Halogen Group Numbers 

Fluorine is the most electronegative element within the tabular array. As a result, it's a number -1 altogether. Because chlorine, bromine, and iodine are less electronegative, it's possible to arrange compounds within which these elements have oxidation numbers of +1, +3, +5, and +7, as shown within the table below.

Standard Halogen Group Elements Number

Oxidation Number

Examples

-1

CaF2, HCl, NaBr, AgI

0

F2, Cl2, Br2, I2

+1

HClO, ClF

+3

HClO2, ClF3

+5

HClO3, BrF5, BrF6-, IF5

+7

HClO4, BrF6+, IF7


Halogens Characteristics

  • All, these elements are incredibly reactive.

  • Due to the present tendency towards high reactivity, the halogens cannot exist within the environment as pure elements. They are usually found occurring as compounds or as ions.

  • Most halogen ions and atoms are often found together with other compounds present within the sea or drinking water. It can be because halogen elements tend to form salt after they are available in contact with the metals and mix with them to make compounds.

  • As mentioned previously, halogens are the sole elemental group within the entire tabular array, which consists of elements that belong to any or all three classical states of matter (solid, liquid, and gas). It can be proven by the fact that when kept under temperature and normal pressure, astatine and iodine take the shape of solids, bromine appears as a liquid, and chlorine and fluorine occur as gases.

  • All halogen elements form hydrogen halides, which are potent acids after they combine with hydrogen and form binary compounds.

  • The halogen group reacts among itself; these elements form diatomic interhalogen compounds.

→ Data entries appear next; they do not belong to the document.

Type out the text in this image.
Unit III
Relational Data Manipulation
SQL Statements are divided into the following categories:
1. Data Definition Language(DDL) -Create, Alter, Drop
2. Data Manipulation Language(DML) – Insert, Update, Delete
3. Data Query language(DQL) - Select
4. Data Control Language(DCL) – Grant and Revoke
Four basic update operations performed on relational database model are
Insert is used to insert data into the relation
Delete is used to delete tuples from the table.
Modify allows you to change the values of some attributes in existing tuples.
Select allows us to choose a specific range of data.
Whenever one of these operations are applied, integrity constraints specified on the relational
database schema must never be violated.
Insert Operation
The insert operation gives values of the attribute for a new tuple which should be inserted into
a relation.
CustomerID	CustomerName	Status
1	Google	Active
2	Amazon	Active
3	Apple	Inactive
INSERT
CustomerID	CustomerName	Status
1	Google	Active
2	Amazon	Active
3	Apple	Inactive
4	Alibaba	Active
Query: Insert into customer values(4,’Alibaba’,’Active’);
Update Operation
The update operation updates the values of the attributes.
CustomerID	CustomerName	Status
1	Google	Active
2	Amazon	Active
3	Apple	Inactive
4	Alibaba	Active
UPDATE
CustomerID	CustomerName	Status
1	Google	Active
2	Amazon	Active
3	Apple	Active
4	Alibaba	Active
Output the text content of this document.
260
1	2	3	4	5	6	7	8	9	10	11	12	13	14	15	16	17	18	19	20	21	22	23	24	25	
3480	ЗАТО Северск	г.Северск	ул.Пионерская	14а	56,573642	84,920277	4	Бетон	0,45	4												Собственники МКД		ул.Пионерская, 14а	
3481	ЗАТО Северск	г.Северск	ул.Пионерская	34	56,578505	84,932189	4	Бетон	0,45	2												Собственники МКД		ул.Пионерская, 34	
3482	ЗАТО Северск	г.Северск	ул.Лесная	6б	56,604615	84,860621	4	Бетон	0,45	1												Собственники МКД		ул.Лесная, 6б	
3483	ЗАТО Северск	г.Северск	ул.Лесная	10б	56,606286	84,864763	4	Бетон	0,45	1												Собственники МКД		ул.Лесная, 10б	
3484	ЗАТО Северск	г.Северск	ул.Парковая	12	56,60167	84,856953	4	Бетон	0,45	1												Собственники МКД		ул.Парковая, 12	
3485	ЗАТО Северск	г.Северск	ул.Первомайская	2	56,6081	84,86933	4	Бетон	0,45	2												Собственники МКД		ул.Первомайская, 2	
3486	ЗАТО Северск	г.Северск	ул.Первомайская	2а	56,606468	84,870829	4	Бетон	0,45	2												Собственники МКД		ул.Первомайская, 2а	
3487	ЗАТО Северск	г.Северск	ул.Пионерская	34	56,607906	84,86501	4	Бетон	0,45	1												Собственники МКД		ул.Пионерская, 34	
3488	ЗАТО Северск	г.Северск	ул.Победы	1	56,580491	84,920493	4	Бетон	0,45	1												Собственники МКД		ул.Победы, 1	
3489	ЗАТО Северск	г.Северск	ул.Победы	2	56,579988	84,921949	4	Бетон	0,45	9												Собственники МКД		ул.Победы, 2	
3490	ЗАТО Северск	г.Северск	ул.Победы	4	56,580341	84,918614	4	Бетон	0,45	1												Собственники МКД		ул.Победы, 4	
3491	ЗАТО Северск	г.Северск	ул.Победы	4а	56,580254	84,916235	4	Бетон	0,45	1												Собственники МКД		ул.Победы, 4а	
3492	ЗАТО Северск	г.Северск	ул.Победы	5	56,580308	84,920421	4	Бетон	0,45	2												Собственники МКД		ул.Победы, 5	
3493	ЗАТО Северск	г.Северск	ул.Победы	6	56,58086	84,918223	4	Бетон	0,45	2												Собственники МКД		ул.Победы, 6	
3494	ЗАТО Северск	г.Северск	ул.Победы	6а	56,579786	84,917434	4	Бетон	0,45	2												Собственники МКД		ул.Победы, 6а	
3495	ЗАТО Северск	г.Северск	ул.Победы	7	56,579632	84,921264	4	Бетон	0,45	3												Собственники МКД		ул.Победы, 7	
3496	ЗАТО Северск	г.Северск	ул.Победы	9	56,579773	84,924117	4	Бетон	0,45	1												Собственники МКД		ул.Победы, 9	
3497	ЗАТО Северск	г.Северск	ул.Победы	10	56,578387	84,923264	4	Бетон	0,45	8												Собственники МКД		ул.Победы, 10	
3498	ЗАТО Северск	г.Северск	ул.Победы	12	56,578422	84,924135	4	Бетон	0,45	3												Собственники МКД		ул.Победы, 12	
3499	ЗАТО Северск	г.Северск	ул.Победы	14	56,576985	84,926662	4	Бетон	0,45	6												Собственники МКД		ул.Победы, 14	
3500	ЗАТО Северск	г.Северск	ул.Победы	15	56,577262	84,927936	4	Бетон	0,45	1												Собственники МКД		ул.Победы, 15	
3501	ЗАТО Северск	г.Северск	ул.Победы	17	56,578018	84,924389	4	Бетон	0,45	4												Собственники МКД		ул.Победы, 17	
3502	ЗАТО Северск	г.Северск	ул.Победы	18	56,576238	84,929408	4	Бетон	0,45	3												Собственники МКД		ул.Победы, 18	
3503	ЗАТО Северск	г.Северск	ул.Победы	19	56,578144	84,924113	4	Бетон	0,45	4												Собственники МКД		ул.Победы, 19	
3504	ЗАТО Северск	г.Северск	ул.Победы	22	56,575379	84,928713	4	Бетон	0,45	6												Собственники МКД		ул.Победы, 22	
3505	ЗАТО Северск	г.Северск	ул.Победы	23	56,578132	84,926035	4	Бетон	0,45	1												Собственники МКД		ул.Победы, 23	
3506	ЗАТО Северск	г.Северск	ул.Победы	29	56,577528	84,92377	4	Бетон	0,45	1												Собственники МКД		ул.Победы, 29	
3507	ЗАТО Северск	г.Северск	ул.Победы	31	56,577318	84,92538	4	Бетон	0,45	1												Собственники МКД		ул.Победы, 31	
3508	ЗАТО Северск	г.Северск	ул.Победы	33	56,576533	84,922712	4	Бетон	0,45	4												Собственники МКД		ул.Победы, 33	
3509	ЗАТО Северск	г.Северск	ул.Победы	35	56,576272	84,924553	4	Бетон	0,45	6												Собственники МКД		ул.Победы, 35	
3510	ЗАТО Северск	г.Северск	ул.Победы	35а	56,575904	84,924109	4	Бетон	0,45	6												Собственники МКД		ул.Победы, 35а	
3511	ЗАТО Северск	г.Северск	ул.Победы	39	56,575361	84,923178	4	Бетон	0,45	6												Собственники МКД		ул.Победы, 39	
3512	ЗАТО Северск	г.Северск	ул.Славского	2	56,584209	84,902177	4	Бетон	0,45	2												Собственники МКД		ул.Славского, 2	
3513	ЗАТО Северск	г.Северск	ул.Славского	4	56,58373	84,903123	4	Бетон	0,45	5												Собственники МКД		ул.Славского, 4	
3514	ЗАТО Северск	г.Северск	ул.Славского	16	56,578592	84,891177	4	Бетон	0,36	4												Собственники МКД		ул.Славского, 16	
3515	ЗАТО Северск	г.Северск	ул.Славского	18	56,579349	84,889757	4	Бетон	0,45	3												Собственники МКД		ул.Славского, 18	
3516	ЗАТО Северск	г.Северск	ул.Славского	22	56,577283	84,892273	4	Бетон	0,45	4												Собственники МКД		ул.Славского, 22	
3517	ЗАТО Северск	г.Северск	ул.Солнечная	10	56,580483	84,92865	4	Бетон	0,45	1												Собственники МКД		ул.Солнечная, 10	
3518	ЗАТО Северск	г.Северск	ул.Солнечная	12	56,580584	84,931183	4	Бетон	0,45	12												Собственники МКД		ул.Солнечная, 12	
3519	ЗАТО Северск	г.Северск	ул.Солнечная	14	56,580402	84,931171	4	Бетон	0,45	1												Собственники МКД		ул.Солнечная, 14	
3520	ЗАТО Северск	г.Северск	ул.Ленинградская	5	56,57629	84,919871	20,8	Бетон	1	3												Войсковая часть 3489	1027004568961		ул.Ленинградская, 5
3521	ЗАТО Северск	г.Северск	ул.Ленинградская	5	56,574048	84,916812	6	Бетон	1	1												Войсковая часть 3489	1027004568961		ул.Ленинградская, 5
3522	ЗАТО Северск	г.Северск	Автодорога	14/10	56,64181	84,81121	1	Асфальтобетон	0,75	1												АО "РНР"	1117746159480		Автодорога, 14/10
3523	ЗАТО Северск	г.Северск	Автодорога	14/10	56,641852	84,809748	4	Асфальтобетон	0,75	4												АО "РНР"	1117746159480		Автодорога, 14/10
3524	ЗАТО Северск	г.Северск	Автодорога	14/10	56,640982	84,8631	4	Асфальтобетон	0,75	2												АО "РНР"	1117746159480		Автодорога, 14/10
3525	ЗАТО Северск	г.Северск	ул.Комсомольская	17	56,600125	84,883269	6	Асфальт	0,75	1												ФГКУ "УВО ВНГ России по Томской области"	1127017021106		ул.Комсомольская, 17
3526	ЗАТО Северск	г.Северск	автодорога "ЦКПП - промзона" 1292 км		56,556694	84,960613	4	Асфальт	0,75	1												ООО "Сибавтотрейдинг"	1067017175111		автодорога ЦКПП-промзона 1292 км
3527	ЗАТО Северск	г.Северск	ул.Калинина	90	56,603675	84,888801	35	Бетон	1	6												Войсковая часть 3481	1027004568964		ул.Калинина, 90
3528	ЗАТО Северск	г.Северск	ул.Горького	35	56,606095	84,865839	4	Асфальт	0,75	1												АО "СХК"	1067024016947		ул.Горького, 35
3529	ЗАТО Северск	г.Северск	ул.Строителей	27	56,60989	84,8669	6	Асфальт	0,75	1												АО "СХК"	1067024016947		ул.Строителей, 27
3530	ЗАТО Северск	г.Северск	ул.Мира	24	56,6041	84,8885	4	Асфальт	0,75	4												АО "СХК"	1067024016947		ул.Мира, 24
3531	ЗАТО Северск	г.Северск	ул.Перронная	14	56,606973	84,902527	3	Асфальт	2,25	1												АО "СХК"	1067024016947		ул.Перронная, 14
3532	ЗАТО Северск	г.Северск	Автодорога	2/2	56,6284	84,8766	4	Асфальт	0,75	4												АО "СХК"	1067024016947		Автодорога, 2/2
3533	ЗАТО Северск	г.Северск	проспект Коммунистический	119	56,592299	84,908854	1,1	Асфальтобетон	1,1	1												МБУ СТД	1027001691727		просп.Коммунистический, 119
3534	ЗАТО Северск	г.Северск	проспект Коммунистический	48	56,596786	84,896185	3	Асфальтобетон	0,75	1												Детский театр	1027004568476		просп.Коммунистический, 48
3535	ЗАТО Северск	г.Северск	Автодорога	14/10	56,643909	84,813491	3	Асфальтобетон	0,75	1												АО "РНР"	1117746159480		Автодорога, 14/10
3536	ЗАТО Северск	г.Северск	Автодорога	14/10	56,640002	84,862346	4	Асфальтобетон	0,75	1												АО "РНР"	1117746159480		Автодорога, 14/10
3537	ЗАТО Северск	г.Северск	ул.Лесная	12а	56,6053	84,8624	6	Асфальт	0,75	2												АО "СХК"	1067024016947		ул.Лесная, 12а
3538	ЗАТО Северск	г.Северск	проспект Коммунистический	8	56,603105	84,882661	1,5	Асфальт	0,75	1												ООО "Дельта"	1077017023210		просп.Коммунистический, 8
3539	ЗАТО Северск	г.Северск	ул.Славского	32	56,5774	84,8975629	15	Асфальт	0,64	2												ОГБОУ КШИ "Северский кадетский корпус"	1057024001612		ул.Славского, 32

  • Halogens get their high tendency to react with other matter thanks to high levels of electronegativity of their atoms, which could be a result of the high sufficient nuclear charge of all halogen atoms.

Key Concepts and Summary

The halogens form halides with less electronegative elements. Halides of the metals vary from ionic to covalent; halides of non-metals are covalent. Interhalogens are created by the mixture of two or more different halogens. Minerals are directly reacted by all the representative halogen elements or with solutions of the hydrohalic acids (HF, HCl, HBr, and HI) to provide representative metal halides. Basic anions, like hydroxides, oxides, or carbonates, are involved in the addition of aqueous hydrohalic acids.

FAQ (Frequently Asked Questions)

1. What is the Meaning of Halogen in Chemistry?

The halogens are five non-metallic elements found in group 17 of the tabular array. "Halogen" is also used as a term "salt-former" and Halogens containing compounds are called "salts". The Halogens are Fluorine, Chlorine, Bromine, Iodine, Astatine. All halogens have 7 electrons in their outer shells, giving them several -1. The halogens exist, at temperature, altogether three states of matter:

  • Solid- Iodine, Astatine

  • Liquid- Bromine

  • Gas- Fluorine, Chlorine

2. What are the General Trends in Halogen Chemistry

There are several patterns within the halogen chemistry where neither double or triple bonds are needed to elucidate the chemistry of the halogens. The chemistry of fluorine has simplified the fact it's the first electronegative element within the tabular array and by the fact that it's no d orbitals in its valence shell, so it can't expand its valence shell. Chlorine, bromine, and iodine have valence shell d orbitals and may extend their valence shells to carry as many as 14 valence electrons. Oxidation-reduction reactions conquer the chemistry of the halogens.